Just like the “residency is easy and granted in 6 months” stuff. And the passports for 5-year single and 3-year married residents. It’s guaranteed in the law. Really. And we clearly respect the law. Really! You can trust us 100%

Hey, where did everyone go?

Way to go, Uruguay!

Seriously, I am willing to bet that you start to see significant unemployment exploding here, and accompanying demonstrations, and families and whole communities unable to feed themselves. How Uruguayans can afford to exist boggles my mind. Their cost of living has literally doubled in the last few years and it wasn’t cheap to begin with.

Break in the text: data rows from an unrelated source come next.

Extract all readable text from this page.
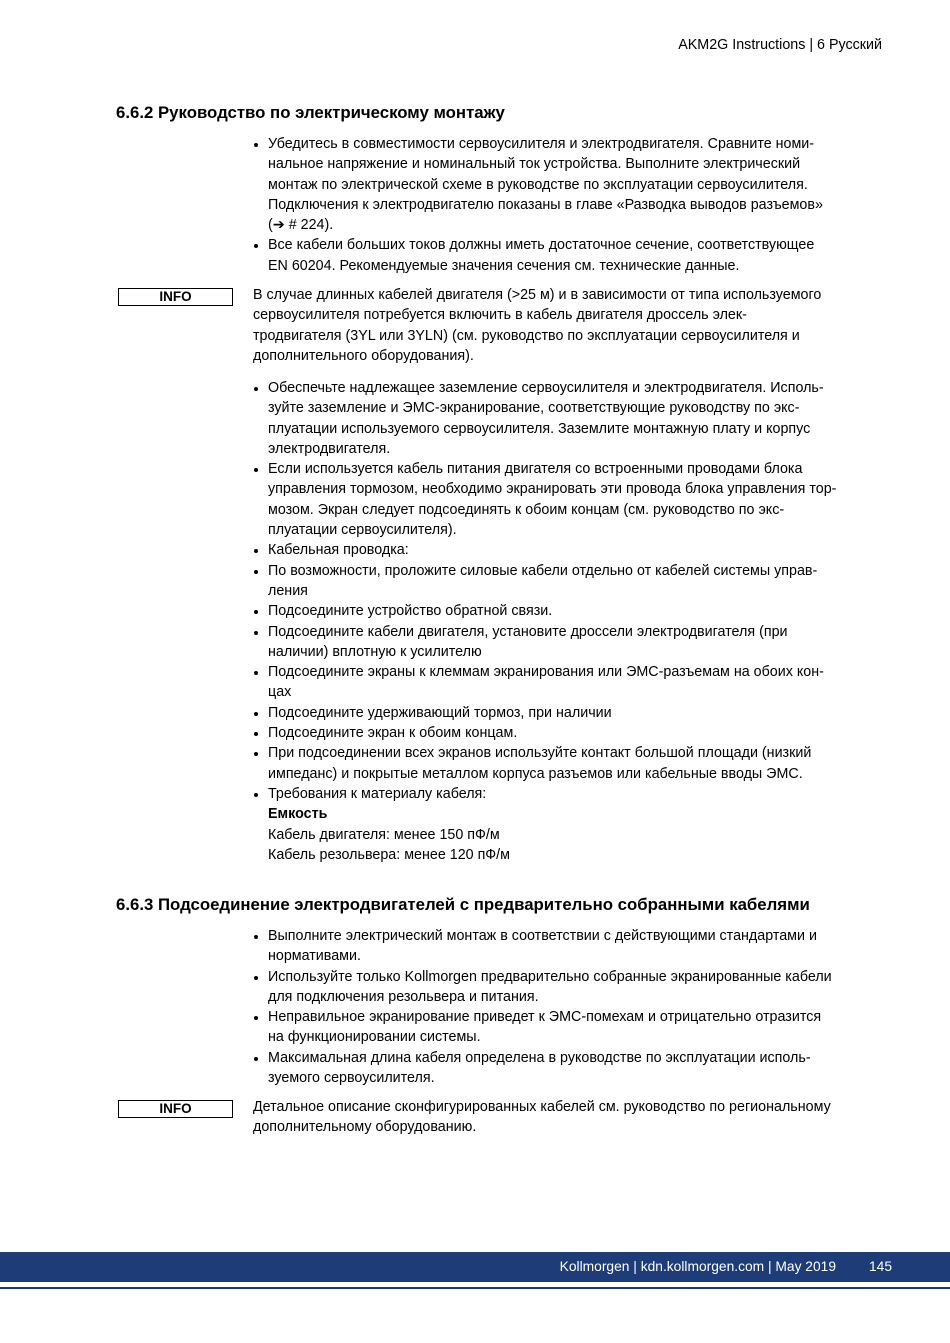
AKM2G Instructions | 6 Русский
6.6.2 Руководство по электрическому монтажу
Убедитесь в совместимости сервоусилителя и электродвигателя. Сравните номи-
нальное напряжение и номинальный ток устройства. Выполните электрический
монтаж по электрической схеме в руководстве по эксплуатации сервоусилителя.
Подключения к электродвигателю показаны в главе «Разводка выводов разъемов»
(➔ # 224).
Все кабели больших токов должны иметь достаточное сечение, соответствующее
EN 60204. Рекомендуемые значения сечения см. технические данные.
INFO	В случае длинных кабелей двигателя (>25 м) и в зависимости от типа используемого
сервоусилителя потребуется включить в кабель двигателя дроссель элек-
тродвигателя (3YL или 3YLN) (см. руководство по эксплуатации сервоусилителя и
дополнительного оборудования).
Обеспечьте надлежащее заземление сервоусилителя и электродвигателя. Исполь-
зуйте заземление и ЭМС-экранирование, соответствующие руководству по экс-
плуатации используемого сервоусилителя. Заземлите монтажную плату и корпус
электродвигателя.
Если используется кабель питания двигателя со встроенными проводами блока
управления тормозом, необходимо экранировать эти провода блока управления тор-
мозом. Экран следует подсоединять к обоим концам (см. руководство по экс-
плуатации сервоусилителя).
Кабельная проводка:
По возможности, проложите силовые кабели отдельно от кабелей системы управ-
ления
Подсоедините устройство обратной связи.
Подсоедините кабели двигателя, установите дроссели электродвигателя (при
наличии) вплотную к усилителю
Подсоедините экраны к клеммам экранирования или ЭМС-разъемам на обоих кон-
цах
Подсоедините удерживающий тормоз, при наличии
Подсоедините экран к обоим концам.
При подсоединении всех экранов используйте контакт большой площади (низкий
импеданс) и покрытые металлом корпуса разъемов или кабельные вводы ЭМС.
Требования к материалу кабеля:
Емкость
Кабель двигателя: менее 150 пФ/м
Кабель резольвера: менее 120 пФ/м
6.6.3 Подсоединение электродвигателей с предварительно собранными кабелями
Выполните электрический монтаж в соответствии с действующими стандартами и
нормативами.
Используйте только Kollmorgen предварительно собранные экранированные кабели
для подключения резольвера и питания.
Неправильное экранирование приведет к ЭМС-помехам и отрицательно отразится
на функционировании системы.
Максимальная длина кабеля определена в руководстве по эксплуатации исполь-
зуемого сервоусилителя.
INFO	Детальное описание сконфигурированных кабелей см. руководство по региональному
дополнительному оборудованию.
Kollmorgen | kdn.kollmorgen.com | May 2019 145
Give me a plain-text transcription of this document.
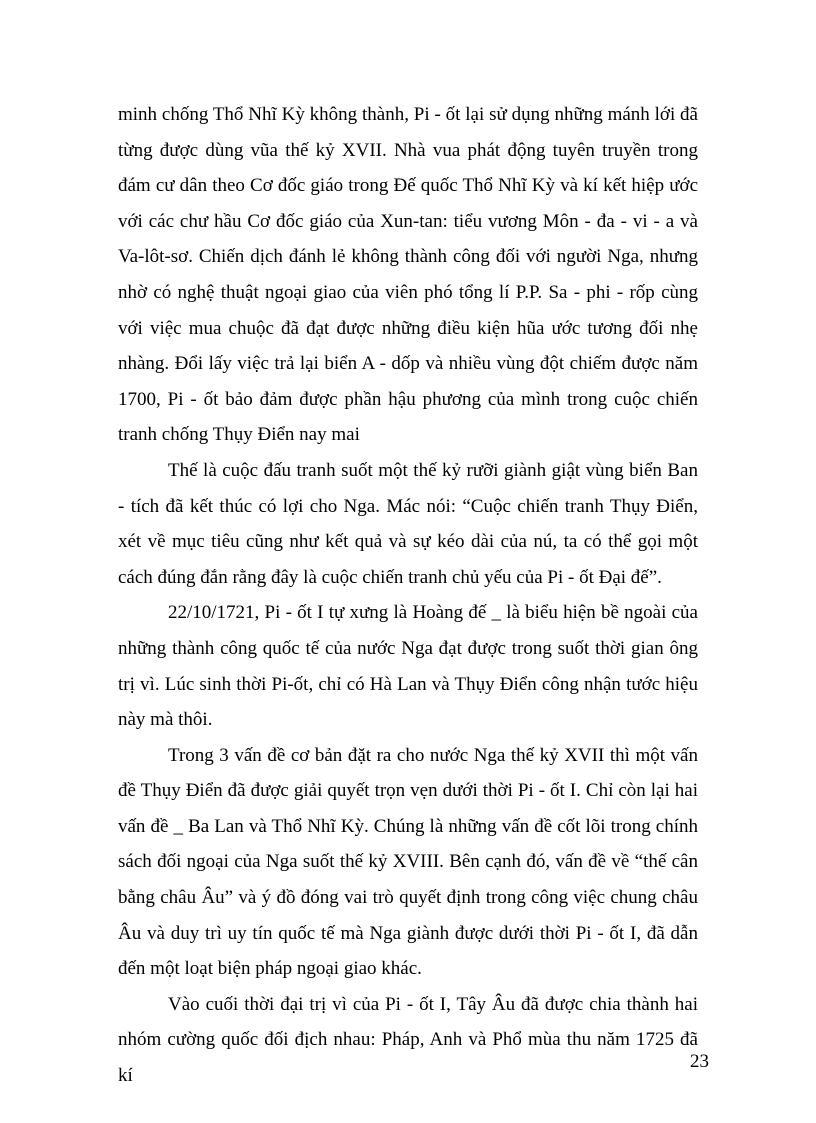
minh chống Thổ Nhĩ Kỳ không thành, Pi - ốt lại sử dụng những mánh lới đã từng được dùng vũa thế kỷ XVII. Nhà vua phát động tuyên truyền trong đám cư dân theo Cơ đốc giáo trong Đế quốc Thổ Nhĩ Kỳ và kí kết hiệp ước với các chư hầu Cơ đốc giáo của Xun-tan: tiểu vương Môn - đa - vi - a và Va-lôt-sơ. Chiến dịch đánh lẻ không thành công đối với người Nga, nhưng nhờ có nghệ thuật ngoại giao của viên phó tổng lí P.P. Sa - phi - rốp cùng với việc mua chuộc đã đạt được những điều kiện hũa ước tương đối nhẹ nhàng. Đổi lấy việc trả lại biển A - dốp và nhiều vùng đột chiếm được năm 1700, Pi - ốt bảo đảm được phần hậu phương của mình trong cuộc chiến tranh chống Thụy Điển nay mai

Thế là cuộc đấu tranh suốt một thế kỷ rưỡi giành giật vùng biển Ban - tích đã kết thúc có lợi cho Nga. Mác nói: “Cuộc chiến tranh Thụy Điển, xét về mục tiêu cũng như kết quả và sự kéo dài của nú, ta có thể gọi một cách đúng đắn rằng đây là cuộc chiến tranh chủ yếu của Pi - ốt Đại đế”.

22/10/1721, Pi - ốt I tự xưng là Hoàng đế _ là biểu hiện bề ngoài của những thành công quốc tế của nước Nga đạt được trong suốt thời gian ông trị vì. Lúc sinh thời Pi-ốt, chỉ có Hà Lan và Thụy Điển công nhận tước hiệu này mà thôi.

Trong 3 vấn đề cơ bản đặt ra cho nước Nga thế kỷ XVII thì một vấn đề Thụy Điển đã được giải quyết trọn vẹn dưới thời Pi - ốt I. Chỉ còn lại hai vấn đề _ Ba Lan và Thổ Nhĩ Kỳ. Chúng là những vấn đề cốt lõi trong chính sách đối ngoại của Nga suốt thế kỷ XVIII. Bên cạnh đó, vấn đề về “thế cân bằng châu Âu” và ý đồ đóng vai trò quyết định trong công việc chung châu Âu và duy trì uy tín quốc tế mà Nga giành được dưới thời Pi - ốt I, đã dẫn đến một loạt biện pháp ngoại giao khác.

Vào cuối thời đại trị vì của Pi - ốt I, Tây Âu đã được chia thành hai nhóm cường quốc đối địch nhau: Pháp, Anh và Phổ mùa thu năm 1725 đã kí

23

The Musical Presidents in Paraguay has caused lots of havoc with our file being processed. The “express” version of the story is that Lugo was unliked by just about everyone, especially with his increasing Hugo Chavez fanboy behavior, and his opponents were just waiting for a slip-up to kick him out of office. The whole scenario with the gunfight may have been set up, but the world will never know until 30 years from now when the confidential files with the truth are released.

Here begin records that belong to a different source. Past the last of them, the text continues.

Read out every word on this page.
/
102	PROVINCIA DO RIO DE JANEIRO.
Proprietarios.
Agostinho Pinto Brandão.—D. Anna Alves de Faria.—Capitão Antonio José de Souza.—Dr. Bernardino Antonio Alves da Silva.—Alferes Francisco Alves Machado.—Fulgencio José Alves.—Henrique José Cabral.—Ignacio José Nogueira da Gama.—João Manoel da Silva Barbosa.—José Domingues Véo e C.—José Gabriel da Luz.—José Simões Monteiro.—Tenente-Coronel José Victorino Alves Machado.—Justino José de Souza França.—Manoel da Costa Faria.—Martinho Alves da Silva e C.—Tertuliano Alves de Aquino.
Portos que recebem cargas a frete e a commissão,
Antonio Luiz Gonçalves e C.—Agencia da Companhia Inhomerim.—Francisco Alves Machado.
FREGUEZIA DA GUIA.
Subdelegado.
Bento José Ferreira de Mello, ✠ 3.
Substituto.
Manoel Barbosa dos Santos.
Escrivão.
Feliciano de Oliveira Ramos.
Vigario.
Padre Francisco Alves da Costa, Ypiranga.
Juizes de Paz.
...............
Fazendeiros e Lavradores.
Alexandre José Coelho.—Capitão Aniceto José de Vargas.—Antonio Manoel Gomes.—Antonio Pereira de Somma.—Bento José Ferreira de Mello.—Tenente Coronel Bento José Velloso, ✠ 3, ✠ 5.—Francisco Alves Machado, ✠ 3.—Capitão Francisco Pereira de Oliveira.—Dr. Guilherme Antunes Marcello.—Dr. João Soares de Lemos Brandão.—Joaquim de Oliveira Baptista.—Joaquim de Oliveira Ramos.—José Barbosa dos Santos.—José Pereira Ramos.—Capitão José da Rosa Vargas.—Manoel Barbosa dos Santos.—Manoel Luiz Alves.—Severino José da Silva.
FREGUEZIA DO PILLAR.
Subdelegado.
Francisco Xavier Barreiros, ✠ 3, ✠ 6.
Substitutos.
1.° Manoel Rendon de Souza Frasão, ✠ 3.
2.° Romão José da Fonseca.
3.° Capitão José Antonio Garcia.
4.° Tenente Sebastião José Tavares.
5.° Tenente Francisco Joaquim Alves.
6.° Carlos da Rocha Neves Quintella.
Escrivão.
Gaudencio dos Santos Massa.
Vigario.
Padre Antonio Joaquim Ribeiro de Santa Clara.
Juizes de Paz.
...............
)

Anyhow, according to GermanBob, any time there is a transition in the regime (ie: after every election), there is general housecleaning in all branches of government, so all work immediately ceases.

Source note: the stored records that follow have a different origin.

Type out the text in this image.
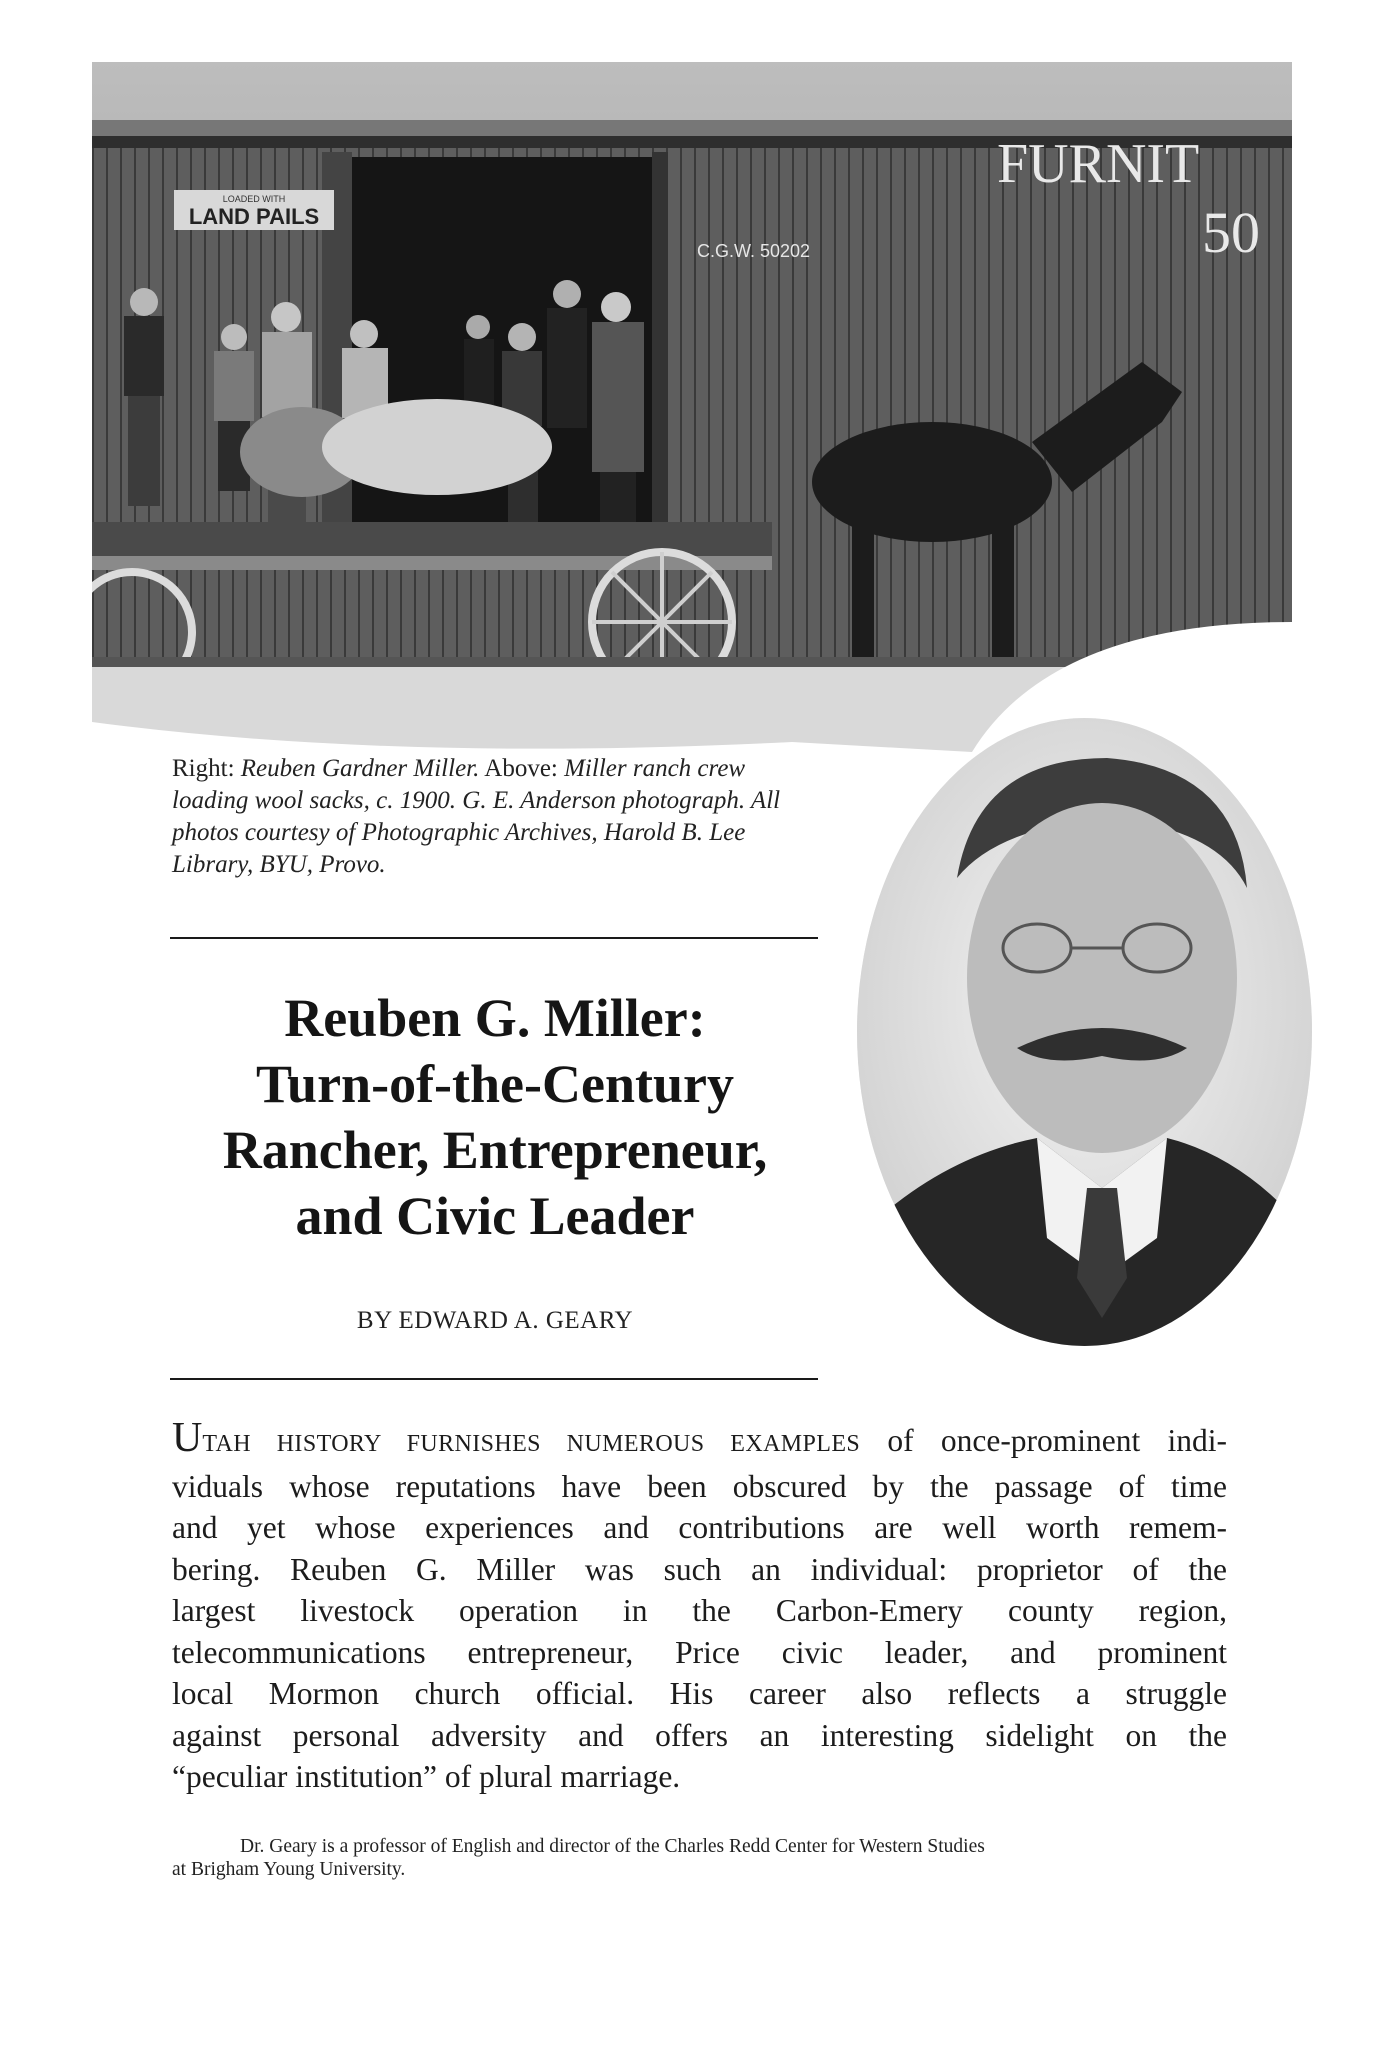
LOADED WITH
LAND PAILS
C.G.W. 50202
FURNIT
50
Right: Reuben Gardner Miller. Above: Miller ranch crew loading wool sacks, c. 1900. G. E. Anderson photograph. All photos courtesy of Photographic Archives, Harold B. Lee Library, BYU, Provo.
Reuben G. Miller:
Turn-of-the-Century
Rancher, Entrepreneur,
and Civic Leader
BY EDWARD A. GEARY
UTAH HISTORY FURNISHES NUMEROUS EXAMPLES of once-prominent indi-
viduals whose reputations have been obscured by the passage of time
and yet whose experiences and contributions are well worth remem-
bering. Reuben G. Miller was such an individual: proprietor of the
largest livestock operation in the Carbon-Emery county region,
telecommunications entrepreneur, Price civic leader, and prominent
local Mormon church official. His career also reflects a struggle
against personal adversity and offers an interesting sidelight on the
“peculiar institution” of plural marriage.
Dr. Geary is a professor of English and director of the Charles Redd Center for Western Studies
at Brigham Young University.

To top it off, the guy in charge of Migraciones got the axe, and the new director stepped in ranting about how she will eliminate corruption.  I can picture her now, completing her speech about how she will turn the system around and clean out the corruption on all levels, and as she stands proud on the podium to thunderous tear-jerking patriotic anthem music, raises a fist in the air, and says, “Who’s with me?”

…cricket… cricket…

Well, that’s what happened.

So then in retaliation she put a stop order on all files in-process that were ever signed by the former director, legitimate or not. You see, in Paraguay, the lower level functionaries cannot compute more than the most basic instructions, and if a stamp is 3 degrees off-angle and a millimeter to the right or left of where their training paper says it is supposed to be, they will reject the application or declare the paper un-usable. Sometimes, and this happens in Uruguay too, they will flip their lid if you use two different colors of ink on one form.

Such was the case with one of my papers which was signed in the wrong place, but it was nonetheless legalized at their own consulate in the USA which sees these same papers all the time and knows exactly what is fake and what is real. One would think that this should be respected once the document arrives in Paraguay but “es lo que hay.”

IranianBob had a similar problem in that one document was a copy from the Iranian government who apparently does not wish to part with the original. No amount of explaining that they will not under any circumstances, ever, release the original, would convince the Paraguayan desk drones to accept the document, not even the fact that it, too, despite being a notarized copy of the original, was signed and stamped and legalized in triplicate by the Iranian Justice Department and the relevant Paraguayan Consulates. The paper, aside from the Paraguayan consulate legalization stamps and notes, was in Persian text, as if anyone in Paraguay will be able to read it anyways. The accompanying translation pages, also legalized, could have said anything, but seriously, if you have already bent over backwards to provide all these absurd documents, are you a harmful person? If we were scumbags we’d just walk in with a briefcase of cash and walk out with a frigging passport.

Anyways, we had to fight for various “solutions” to get our papers pushed through. But desk idiot after desk idiot kept coming up with the same problem, and this kept delaying our file. And then the fact that it was signed by the old guy got it stuck in a cabinet somewhere with hundreds of others.

The natives are restless and insisting that this new director be replaced at the end of the month. Nobody likes a boat-rocker in a place like Paraguay.

Rumor has it that our residency process is in the part where the ID cards are made, which is good news, meaning that either the director was shown the door, or threatened with the door and/or bodily harm if she continued her anticorruption rampage.